A igreja e colégio dos jesuítas no Terreiro de Jesus, hoje, Catedral da Sé
Foto: ILS
Como vimos em crônicas anteriores sobre os 469 anos de fundação da
cidade do Salvador, os historiadores não levaram em consideração as
antigas Vilas do Caramuru/Santana da Vitória, a partir de 1510; e a Vila
do Pereira, do donatário Francisco Pereira Coutinho, a partir de 1536,
para considerar a data de fundação da cidade. Também falamos na segunda
matéria sobre a chegada de Thomé de Souza e sua tropa, e mais os
letrados burocratas, para fundar a cidade, a partir de 29 de março de
1549, data da chegada do governador geral a Baía de Todos os Santos.

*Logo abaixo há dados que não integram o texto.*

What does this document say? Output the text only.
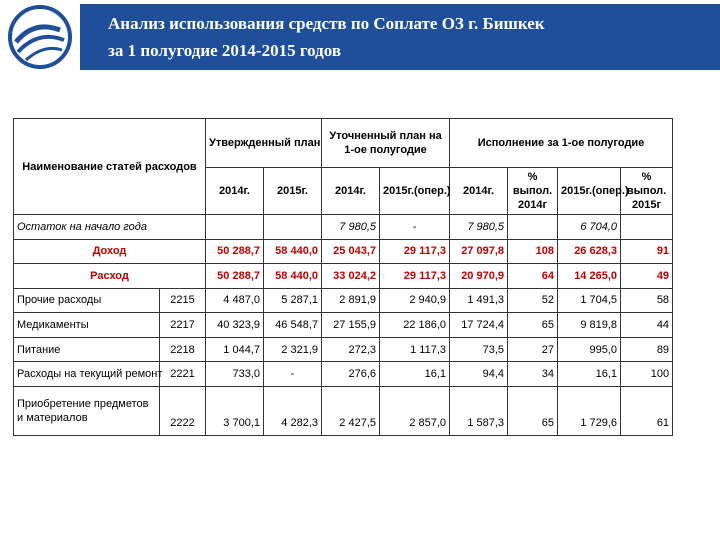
Анализ использования средств по Cоплате ОЗ г. Бишкек
за 1 полугодие 2014-2015 годов
Наименование статей расходов		Утвержденный план		Уточненный план на 1-ое полугодие		Исполнение за 1-ое полугодие			
		2014г.	2015г.	2014г.	2015г.(опер.)	2014г.	% выпол. 2014г	2015г.(опер.)	% выпол. 2015г
Остаток на начало года				7 980,5	-	7 980,5		6 704,0	
Доход		50 288,7	58 440,0	25 043,7	29 117,3	27 097,8	108	26 628,3	91
Расход		50 288,7	58 440,0	33 024,2	29 117,3	20 970,9	64	14 265,0	49
Прочие расходы	2215	4 487,0	5 287,1	2 891,9	2 940,9	1 491,3	52	1 704,5	58
Медикаменты	2217	40 323,9	46 548,7	27 155,9	22 186,0	17 724,4	65	9 819,8	44
Питание	2218	1 044,7	2 321,9	272,3	1 117,3	73,5	27	995,0	89
Расходы на текущий ремонт	2221	733,0	-	276,6	16,1	94,4	34	16,1	100
Приобретение предметов и материалов	2222	3 700,1	4 282,3	2 427,5	2 857,0	1 587,3	65	1 729,6	61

Hoje, vamos falar sobre os jesuitas e o papel que tiveram na fundação
da cidade fortaleza. A Companhia de Jesus com seis religiosos comandados
pelo padre Manoel da Nóbrega foi a primeira a se instalar em Salvador e
chegou na frota de Thomé de Souza.
Criada por um grupo de religiosos liderados pelo espanhol Ignácio López
de Loyola, ex-militar que se convertera ao cristianismo e estudava na
Universidade de Paris promovendo reuniões no Colégio de Santa Bárbara,
nasceu com o objetivo de ser "soldados de Cristo" e atuar na
contrareforma diante do rachão (cisma cristão anglo-saxão) provocado na
Igreja Católica Romana com o nascimento do protestantismo de Martinho
Lureto, monge agostiniano alemão, que condenava, entre outros a venda de
indulgência para se alcançar o céu com suas 95 teses publicadas em
1517.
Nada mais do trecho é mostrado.